Falta poesia

Acordei para a vontade de reescrever tudo, tudo. Como se colocasse o trem nos trilhos que suei para construir, só para perceber, dentro do trem, que terei que voltar, recolocar os trilhos, porque eles não vão tanto na direção que imaginei, o caminho está errado e eu nem deveria estar num trem, se é água que tenho que atravessar.

Foi culpa de Manoel de Barros, de Adélia Prado.

Culpa da exposição lotada de gente, no Itaú Cultural, tudo para ver umas folhas datilografadas, outras escritas com caligrafia tão pequenininha feita de letras-átomos. Folhas e desenhos de passarinhos e o poeta falando, como pode tão pouco para fazer mágica nas pessoas?

Uso a palavra para compor meus silêncios.

Não gosto das palavras

fatigadas de informar.

Dou mais respeito

às que vivem de barriga no chão

tipo água pedra sapo.

Entendo bem o sotaque das águas

Dou respeito às coisas desimportantes

e aos seres desimportantes.

(…)

Amo os restos

como as boas moscas

Queria que a minha voz tivesse um formato de canto.

Porque eu não sou da informática:

eu sou da invencionática.

Só uso a palavra para compor meus silêncios.

Manoel de Barros
“O apanhador de desperdícios”,
de Memórias Inventadas: a Infância (2003)

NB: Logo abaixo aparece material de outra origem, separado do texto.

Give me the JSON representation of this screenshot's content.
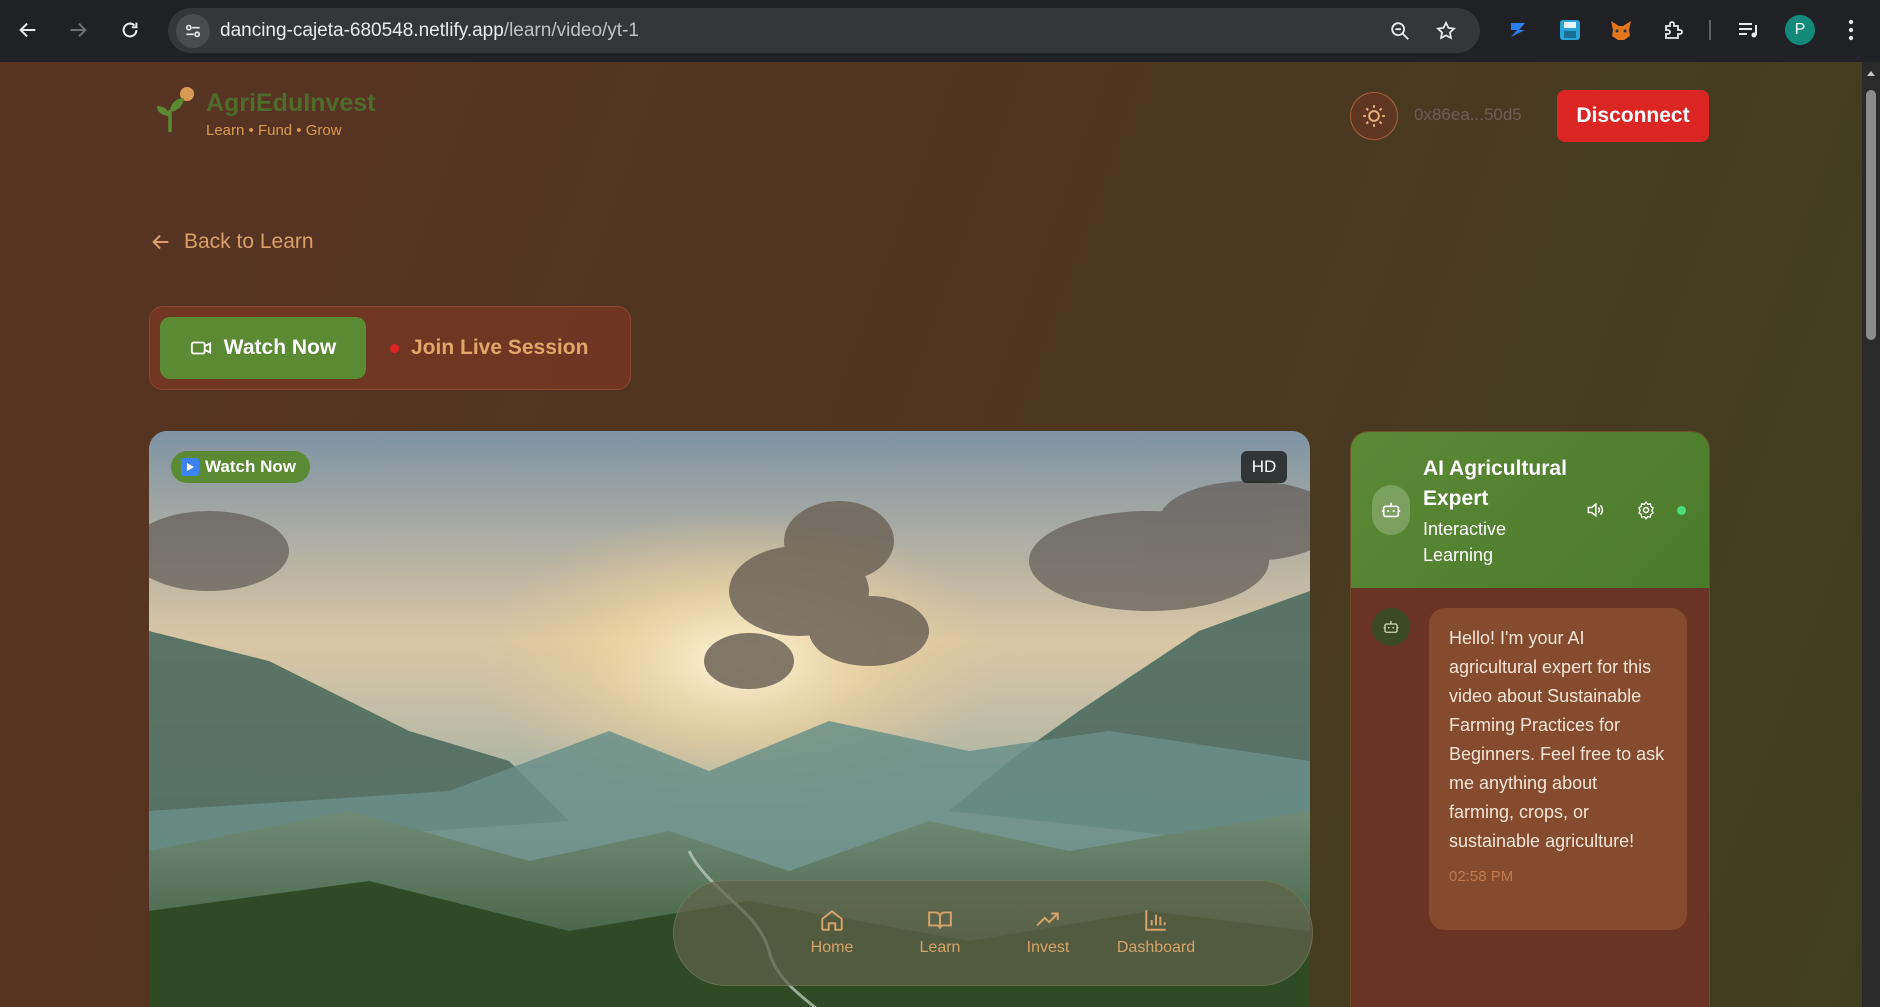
{
  "browser": {
    "url_host": "dancing-cajeta-680548.netlify.app",
    "url_path": "/learn/video/yt-1",
    "profile_initial": "P"
  },
  "header": {
    "brand": "AgriEduInvest",
    "tagline": "Learn • Fund • Grow",
    "wallet_address": "0x86ea...50d5",
    "disconnect_label": "Disconnect"
  },
  "back_link": {
    "label": "Back to Learn"
  },
  "mode_tabs": {
    "watch_label": "Watch Now",
    "live_label": "Join Live Session",
    "active": "watch"
  },
  "video": {
    "badge_label": "Watch Now",
    "quality_badge": "HD"
  },
  "chat": {
    "title": "AI Agricultural Expert",
    "subtitle": "Interactive Learning",
    "messages": [
      {
        "sender": "bot",
        "text": "Hello! I'm your AI agricultural expert for this video about Sustainable Farming Practices for Beginners. Feel free to ask me anything about farming, crops, or sustainable agriculture!",
        "time": "02:58 PM"
      }
    ]
  },
  "bottom_nav": {
    "items": [
      {
        "label": "Home",
        "icon": "home-icon"
      },
      {
        "label": "Learn",
        "icon": "book-icon"
      },
      {
        "label": "Invest",
        "icon": "trending-up-icon"
      },
      {
        "label": "Dashboard",
        "icon": "bar-chart-icon"
      }
    ]
  },
  "colors": {
    "accent_green": "#5b8a35",
    "danger_red": "#dc2626",
    "accent_orange": "#d9a06a"
  }
}
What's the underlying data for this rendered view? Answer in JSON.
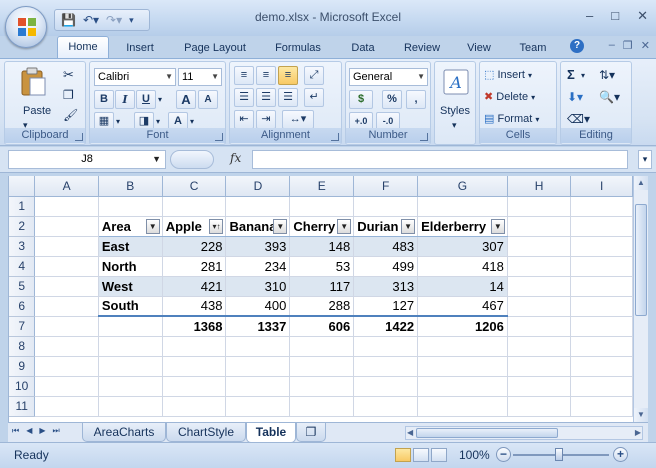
{
  "window": {
    "title": "demo.xlsx - Microsoft Excel"
  },
  "ribbon_tabs": [
    "Home",
    "Insert",
    "Page Layout",
    "Formulas",
    "Data",
    "Review",
    "View",
    "Team"
  ],
  "clipboard": {
    "paste": "Paste",
    "label": "Clipboard"
  },
  "font": {
    "name": "Calibri",
    "size": "11",
    "label": "Font",
    "bold": "B",
    "italic": "I",
    "underline": "U",
    "grow": "A",
    "shrink": "A",
    "color_letter": "A"
  },
  "alignment": {
    "label": "Alignment"
  },
  "number": {
    "format": "General",
    "label": "Number",
    "currency": "$",
    "percent": "%",
    "comma": ",",
    "inc": "+.0",
    "dec": "-.0"
  },
  "styles": {
    "label": "Styles"
  },
  "cells": {
    "insert": "Insert",
    "delete": "Delete",
    "format": "Format",
    "label": "Cells"
  },
  "editing": {
    "label": "Editing",
    "sum": "Σ"
  },
  "formula_bar": {
    "name_box": "J8",
    "fx": "fx",
    "value": ""
  },
  "columns": [
    "A",
    "B",
    "C",
    "D",
    "E",
    "F",
    "G",
    "H",
    "I"
  ],
  "rows": [
    "1",
    "2",
    "3",
    "4",
    "5",
    "6",
    "7",
    "8",
    "9",
    "10",
    "11"
  ],
  "table": {
    "headers": [
      "Area",
      "Apple",
      "Banana",
      "Cherry",
      "Durian",
      "Elderberry"
    ],
    "data": [
      [
        "East",
        "228",
        "393",
        "148",
        "483",
        "307"
      ],
      [
        "North",
        "281",
        "234",
        "53",
        "499",
        "418"
      ],
      [
        "West",
        "421",
        "310",
        "117",
        "313",
        "14"
      ],
      [
        "South",
        "438",
        "400",
        "288",
        "127",
        "467"
      ]
    ],
    "totals": [
      "1368",
      "1337",
      "606",
      "1422",
      "1206"
    ]
  },
  "sheets": [
    "AreaCharts",
    "ChartStyle",
    "Table"
  ],
  "active_sheet": "Table",
  "status": {
    "text": "Ready",
    "zoom": "100%"
  },
  "colors": {
    "table_band": "#dce6f1",
    "table_accent": "#4f81bd",
    "ribbon": "#d6e3f3"
  }
}
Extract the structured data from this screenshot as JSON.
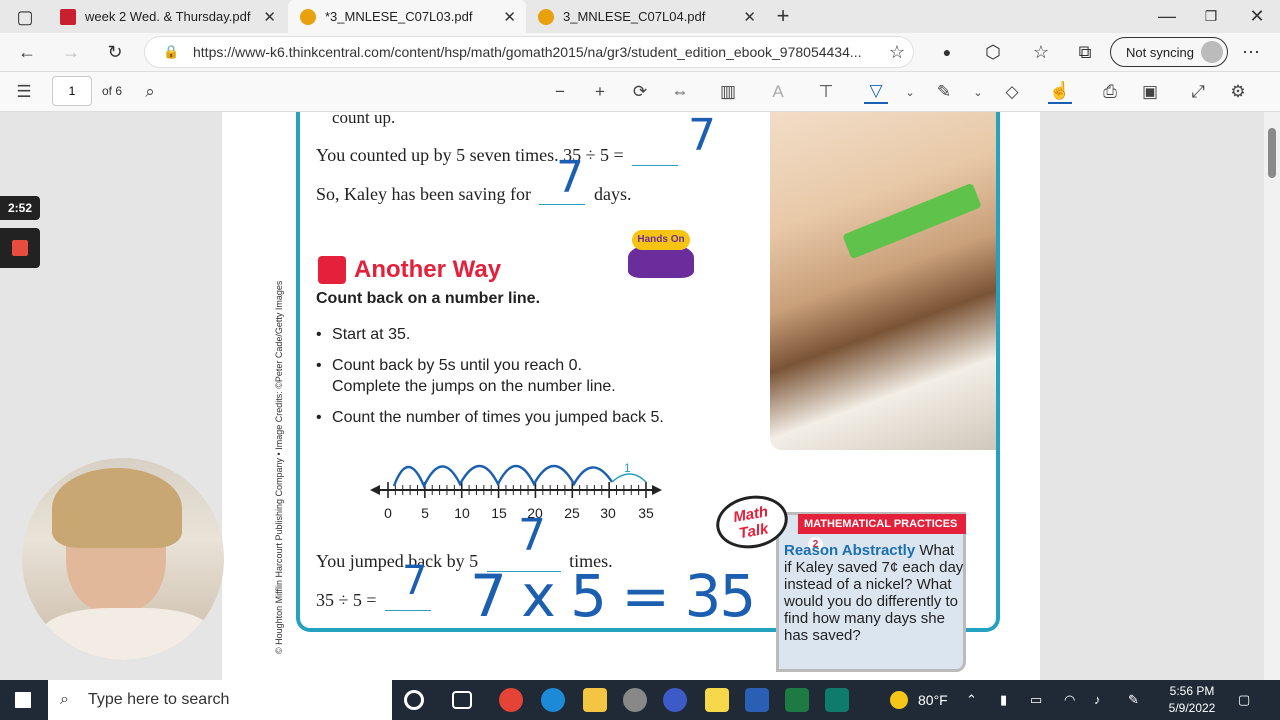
{
  "tabs": [
    {
      "label": "week 2 Wed. & Thursday.pdf",
      "icon": "pdf-icon",
      "active": false
    },
    {
      "label": "*3_MNLESE_C07L03.pdf",
      "icon": "circle-icon",
      "active": true
    },
    {
      "label": "3_MNLESE_C07L04.pdf",
      "icon": "circle-icon",
      "active": false
    }
  ],
  "address": {
    "url": "https://www-k6.thinkcentral.com/content/hsp/math/gomath2015/na/gr3/student_edition_ebook_978054434...",
    "sync_label": "Not syncing"
  },
  "pdf_toolbar": {
    "page": "1",
    "of_pages": "of 6"
  },
  "recorder": {
    "time": "2:52"
  },
  "worksheet": {
    "line_count_up": "count up.",
    "line1_prefix": "You counted up by 5 seven times. 35 ÷ 5 =",
    "line2_prefix": "So, Kaley has been saving for",
    "line2_suffix": "days.",
    "heading": "Another Way",
    "subheading": "Count back on a number line.",
    "bullets": [
      "Start at 35.",
      "Count back by 5s until you reach 0.",
      "Complete the jumps on the number line.",
      "Count the number of times you jumped back 5."
    ],
    "number_line_labels": [
      "0",
      "5",
      "10",
      "15",
      "20",
      "25",
      "30",
      "35"
    ],
    "jump_label": "1",
    "jumped_prefix": "You jumped back by 5",
    "jumped_suffix": "times.",
    "division": "35 ÷ 5 =",
    "handwritten_answers": [
      "7",
      "7",
      "7",
      "7"
    ],
    "handwritten_equation": "7 x 5 = 35",
    "hands_on": "Hands On",
    "credit": "© Houghton Mifflin Harcourt Publishing Company • Image Credits: ©Peter Cade/Getty Images"
  },
  "math_talk": {
    "badge": "Math Talk",
    "practices": "MATHEMATICAL PRACTICES",
    "practices_num": "2",
    "title": "Reason Abstractly",
    "body": "What if Kaley saved 7¢ each day instead of a nickel? What would you do differently to find how many days she has saved?"
  },
  "taskbar": {
    "search_placeholder": "Type here to search",
    "weather": "80°F",
    "time": "5:56 PM",
    "date": "5/9/2022"
  },
  "colors": {
    "accent": "#25a2bf",
    "heading_red": "#e4203a",
    "handwriting": "#1c5fb0"
  }
}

O poema mudou algo em mim que não entendo e depois Adélia Prado continuou o serviço. Fui buscar no sebo um livro dela, “Solte os cachorros”, que é de poesia sem ser de poesia.

Toda vez que uma pessoa fala uma coisa certa no meio de uma roda de gente que só fala bobagem, fica meio antipática. Jesus não podia ser simpático. Os profetas também, duros de roer. Coisas que eu falo certo são coisinhas miúdas. Queria era profetizar de vez. Com a autoridade da minha palavra de fogo quem ia me chatear? Me suportava calado ou mandava me degolar, o que também é bom e glorioso. Mas já descrentei de glórias. Meu destino é miúdo, é um caquinho de vidro na poeira.

Adélia Prado
Solte os cachorros (1979)

Voltei aos meus escritos e eles não eram mais os mesmos — ou eu já não sou a mesma depois de ver os mágicos em ação e entender que as palavras que eles usam são as mesmas que uso, e que também as posso colocar para acender luzinhas.

Quis reescrever tudo, culpa também do meu pai, que foi na verdade o primeiro poeta que conheci. Quando pequena o via sentar num banquinho e bater nas palavras numa máquina de escrever dura, e as letras ficavam arranjadas no papel quase como um desenho, então tudo bem que eu não entendesse tudo; eu lia o espaço entre as letras. Pegava as revistas Manequim e achava um barato tentar decifrar a mensagem que se formava nos espaços em branco, pequenos caminhos de rato, que as letras pretas revelavam no papel. Nasci equipada com aparelho de ler poesias.

Ler esses poetas agora me lembrou que não é minha primeira visita a esse mundo; eu entendo o suficiente dessa língua para pedir uma água, ou até para traduzir minha história para o idioma da mágica.

Veio a vontade de reescrever não como sentimento de trabalho desperdiçado, mas por entender, finalmente, que o que falta nesse texto já está aqui.